By Lisa Rowlands

The exact origins of the Viognier grape are unknown, however it is believed to have been brought to the Rhône Valley region of France (most likely from modern day Croatia) by the Romans. Here, it established itself over the ensuing centuries, becoming quite common and delivering powerful, perfumed wines of distinction. It remains the only permitted variety in the widely respected wines of Condrieu AOC and Château-Grillet AOC.

Early success though tells only half the story of this ancient variety. During the second half of the twentieth century, plantings of Viognier dwindled almost to nothing, with only twenty or so hectares left clinging to the steep slopes of the Rhône river. Renewed interest from the New World - particularly from California and the Eden Valley region of Australia - and further plantings of more reliable vines in France have thankfully rescued Viognier from the jaws of extinction. Nowadays the grape - although still considered relatively rare - thrives in its adopted homes and has established a fan club of enthusiasts everywhere that it grows.
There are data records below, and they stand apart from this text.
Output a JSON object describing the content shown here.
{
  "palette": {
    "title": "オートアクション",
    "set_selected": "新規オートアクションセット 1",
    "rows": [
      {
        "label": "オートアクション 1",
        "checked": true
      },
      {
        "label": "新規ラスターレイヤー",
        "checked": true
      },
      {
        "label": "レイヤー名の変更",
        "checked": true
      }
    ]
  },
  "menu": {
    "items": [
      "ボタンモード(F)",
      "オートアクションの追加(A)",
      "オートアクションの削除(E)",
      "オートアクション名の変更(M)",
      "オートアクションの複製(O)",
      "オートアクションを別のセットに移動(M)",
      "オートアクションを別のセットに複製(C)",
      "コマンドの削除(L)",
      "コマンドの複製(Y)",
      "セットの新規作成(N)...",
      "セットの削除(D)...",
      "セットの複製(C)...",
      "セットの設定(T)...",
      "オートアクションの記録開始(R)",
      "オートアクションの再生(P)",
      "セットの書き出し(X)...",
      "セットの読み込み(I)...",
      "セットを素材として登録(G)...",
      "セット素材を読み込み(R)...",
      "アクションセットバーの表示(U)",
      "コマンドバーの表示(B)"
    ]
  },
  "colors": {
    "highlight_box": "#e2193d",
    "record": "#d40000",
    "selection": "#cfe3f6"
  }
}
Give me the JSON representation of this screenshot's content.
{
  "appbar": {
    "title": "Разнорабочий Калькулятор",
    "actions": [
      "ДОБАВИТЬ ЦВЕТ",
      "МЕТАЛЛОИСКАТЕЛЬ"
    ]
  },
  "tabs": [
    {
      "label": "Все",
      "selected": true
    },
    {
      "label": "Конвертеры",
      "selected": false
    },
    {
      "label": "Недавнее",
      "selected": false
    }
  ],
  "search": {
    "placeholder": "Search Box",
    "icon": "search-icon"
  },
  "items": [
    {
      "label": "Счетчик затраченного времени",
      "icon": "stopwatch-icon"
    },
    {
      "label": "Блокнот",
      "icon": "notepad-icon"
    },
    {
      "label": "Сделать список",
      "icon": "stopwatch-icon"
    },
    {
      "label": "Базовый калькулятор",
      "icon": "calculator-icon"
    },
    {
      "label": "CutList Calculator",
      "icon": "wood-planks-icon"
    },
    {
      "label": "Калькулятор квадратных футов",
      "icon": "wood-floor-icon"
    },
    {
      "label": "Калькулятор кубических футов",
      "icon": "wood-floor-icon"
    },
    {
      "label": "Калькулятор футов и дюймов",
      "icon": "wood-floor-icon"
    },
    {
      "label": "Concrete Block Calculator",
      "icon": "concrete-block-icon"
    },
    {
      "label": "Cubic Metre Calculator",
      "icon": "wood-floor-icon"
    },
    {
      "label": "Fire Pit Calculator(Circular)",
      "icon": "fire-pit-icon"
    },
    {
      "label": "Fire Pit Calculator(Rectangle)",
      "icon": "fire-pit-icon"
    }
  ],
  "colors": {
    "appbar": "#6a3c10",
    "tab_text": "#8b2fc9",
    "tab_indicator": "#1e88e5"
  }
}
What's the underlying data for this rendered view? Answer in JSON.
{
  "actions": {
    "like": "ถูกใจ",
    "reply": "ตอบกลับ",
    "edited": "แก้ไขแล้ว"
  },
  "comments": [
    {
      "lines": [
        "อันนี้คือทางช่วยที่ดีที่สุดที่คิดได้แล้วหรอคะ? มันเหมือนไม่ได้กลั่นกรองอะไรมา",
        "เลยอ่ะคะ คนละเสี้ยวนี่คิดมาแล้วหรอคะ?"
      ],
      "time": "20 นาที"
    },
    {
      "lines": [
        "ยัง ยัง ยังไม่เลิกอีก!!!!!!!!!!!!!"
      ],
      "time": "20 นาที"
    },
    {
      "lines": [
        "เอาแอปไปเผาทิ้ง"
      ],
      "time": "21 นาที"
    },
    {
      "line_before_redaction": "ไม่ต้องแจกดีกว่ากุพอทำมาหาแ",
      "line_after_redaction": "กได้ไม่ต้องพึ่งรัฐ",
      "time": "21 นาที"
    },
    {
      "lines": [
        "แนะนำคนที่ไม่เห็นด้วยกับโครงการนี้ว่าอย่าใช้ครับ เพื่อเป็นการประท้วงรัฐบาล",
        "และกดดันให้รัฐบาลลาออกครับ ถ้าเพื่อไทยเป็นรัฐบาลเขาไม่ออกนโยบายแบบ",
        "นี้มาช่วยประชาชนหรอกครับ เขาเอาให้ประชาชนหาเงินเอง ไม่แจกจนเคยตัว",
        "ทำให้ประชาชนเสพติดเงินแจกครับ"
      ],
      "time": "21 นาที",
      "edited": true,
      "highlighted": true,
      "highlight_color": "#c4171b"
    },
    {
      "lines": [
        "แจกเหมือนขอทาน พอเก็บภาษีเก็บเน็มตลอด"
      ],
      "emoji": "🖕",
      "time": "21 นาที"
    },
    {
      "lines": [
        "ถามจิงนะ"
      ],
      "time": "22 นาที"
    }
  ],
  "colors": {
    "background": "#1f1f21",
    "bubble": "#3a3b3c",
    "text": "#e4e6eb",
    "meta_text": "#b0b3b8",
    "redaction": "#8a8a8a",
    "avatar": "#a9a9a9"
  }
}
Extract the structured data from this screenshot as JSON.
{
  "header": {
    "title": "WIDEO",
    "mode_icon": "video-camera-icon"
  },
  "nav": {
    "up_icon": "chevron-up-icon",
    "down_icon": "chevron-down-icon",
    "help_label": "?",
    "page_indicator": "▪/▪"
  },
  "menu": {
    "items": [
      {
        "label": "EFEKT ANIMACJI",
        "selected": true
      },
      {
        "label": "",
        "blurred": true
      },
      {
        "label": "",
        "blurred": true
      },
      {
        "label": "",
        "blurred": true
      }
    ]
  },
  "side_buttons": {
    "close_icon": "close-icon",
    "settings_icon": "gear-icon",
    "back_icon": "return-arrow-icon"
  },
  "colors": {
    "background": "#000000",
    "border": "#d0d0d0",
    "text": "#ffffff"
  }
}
In addition to France and the afore mentioned US and Australian regions, significant plantings of the grape can be found in Argentina and Chile, with smaller amounts also in New Zealand, South Africa, Israel and Switzerland.

Perhaps one of the reasons for its demise from the 1960s onwards, is the grape’s reputation for being difficult to cultivate. Prone to a number of viticultural hazards as well as unpredictable yields, thick-skinned Viognier can pose problems for producers in terms of its economic viability. However, it is fairly versatile with respect to climate (so long as it is afforded the time to ripen fully), plays an important part in Syrah production (many winemakers add up to 10% Viognier to their Syrah - before or during fermentation - to improve colour, aroma and stability), and when carefully managed and picked at optimal ripeness, rewards winemakers with sensuous, full bodied wines.